There is a new(ish) Angus Reid poll in the Economist here. Topline figures are CON 33%(+1), LAB 23%(nc), LDEM 30%(-3). Fieldwork was conducted over last weekend, Friday to Monday, so it’s slightly out of date now. As usual with Angus Reid, it shows a far lower Labour score than other companies, and is still showing a comparatively high figure for others.
Interestingly they have prompted people with a mock up ballot paper of the candidates standing in their constituency, a method MORI always used to use after nominations have closed (I’m not sure if they still can now they have switched to phone polling) – while it’s interesting, according to the Economist it didn’t actually make any difference to the results.
The polling YouGov did on Gordon Brown’s gaffe yesterday is up in full on the website here. 44% sympathize with Mrs Duffy, 23% with Brown. 50% think its a storm in a teacup, 46% think the worse of Brown. 26% think that Brown was genuinely sorry, 56% think he wasn’t.
The imporant bit though (especially given we are a week away from an election), is whether it changes votes. 9% said it made them less likely to vote Labour, 3% more likely to vote Labour – the rest no difference. My regular readers will know I am not a fan of questions like this – people use them to signify approval or disapproval regardless of whether it will actually change their vote. Lo and behold – that 9% of people who say it will make them less likely to vote Labour, is made up of Conservative and Lib Dem supporters. Most of those who say it will make them more likely to vote Labour, are voting Labour anyway.
Of course, the better test of whether it changes any votes will be whether voting intention changes. We’ll have the normal YouGov poll tonight, beyond that most polling will probably be after the third debate, so it will be difficult to distinguish any Mrs Duffy effect from a debate effect.
There is a new(ish) TNS BMRB poll out this morning. The topline figures are CON 34%(nc), LAB 27%(-2), LDEM 30%(nc). The fieldwork was conducted between the 21st and 27th April. TNS do traditional face-to-face fieldwork in people’s homes, so almost by definition it takes far longer to do. As the speed and quantity of polls in this election keep rising though, it does render polls like this slightly behind the times. I’ve also got dates for that Harris poll yesterday, it was conducted between the 20th and 26th, so once again, quite elderly fieldwork.

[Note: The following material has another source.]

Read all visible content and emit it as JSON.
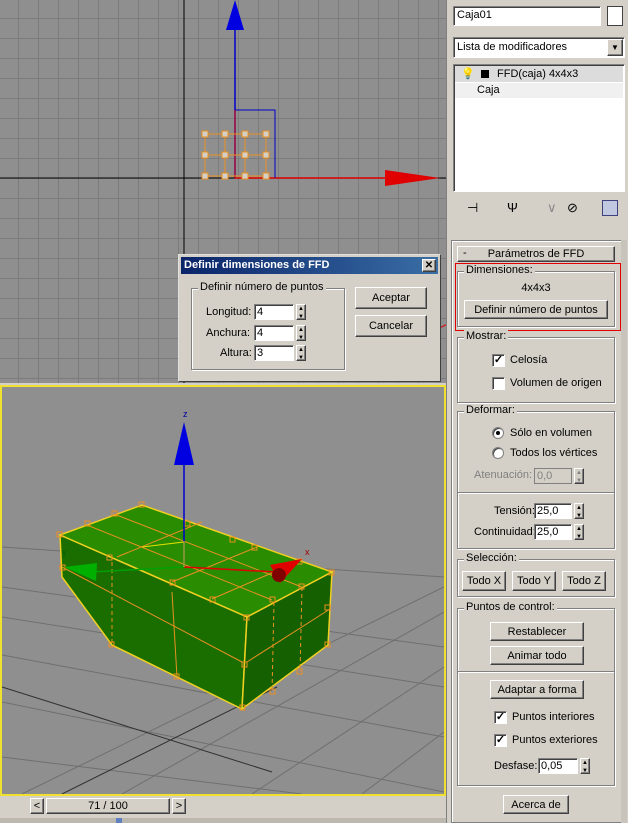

ComRes’s poll was supposed to be embargoed until 10pm, but given both ITV’s Meridian Tonight and Conservativehome have already published it it seems somewhat pointless to wait. Their rolling poll for ITV and the Independent has figures of CON 36%(+3), LAB 29%(nc), LDEM 26%(-3). ComRes’s fieldwork would have been conducted between Monday and Tuesday, so wholly prior to the Mrs Duffy incident (though at the same time as Populus’s poll yesterday, which also showed 36% for the Tories).
The Guardian has a new poll of Liberal Democrat target seats here. I think this is the first such study of these seats, which have suddenly become key to the election result. ICM polled the first 42 seats on this list, seats where the Liberal Democrats need a swing of up to 6% to win.
The share of the vote in these seats back in 2005 was CON 36%, LAB 23%, LDEM 35%. In ICM’s poll today they found support at CON 35%(-1), LAB 18%(-5), LDEM 39%(+4). That equates to a swing of 4.5% from Labour to the Lib Dems, and a swing of 2.5% from the Conservatives to the Lib Dems. This isn’t actually very good for them if you compare it to the national polls – the last ICM GB poll was showing the equivalent of a 7.5% swing from Labour to the Lib Dems, and a 3.5% swing from the Conservatives to the Lib Dems – in other words, the Lib Dems are doing worse in their target seats than nationally. On these figures, the Lib Dems would gain 10 seats from the Conservatives, and 11 from Labour.
It gets more interesting though if you look seperately at the Conservative-held LibDem targets, and the Labour-held LibDem targets. As Julian Glover rightly warns in his commentary, only 15 of these seats are Labour held so the sample size isn’t huge and some caution is necessary, but it appears to show that the Lib Dem advance in marginals is wholly concentrated in Labour held ones: taken separately, responses in Con-v-LD seats shows no discernable swing to the Liberal Democrats, but a swing of about 8 points in Lab-v-LD seats. That would result in the Lib Dems taking
about 28 or so seats from Labour, but few if any from the Conservatives. If this finding is at all accurate, it will be key to the result.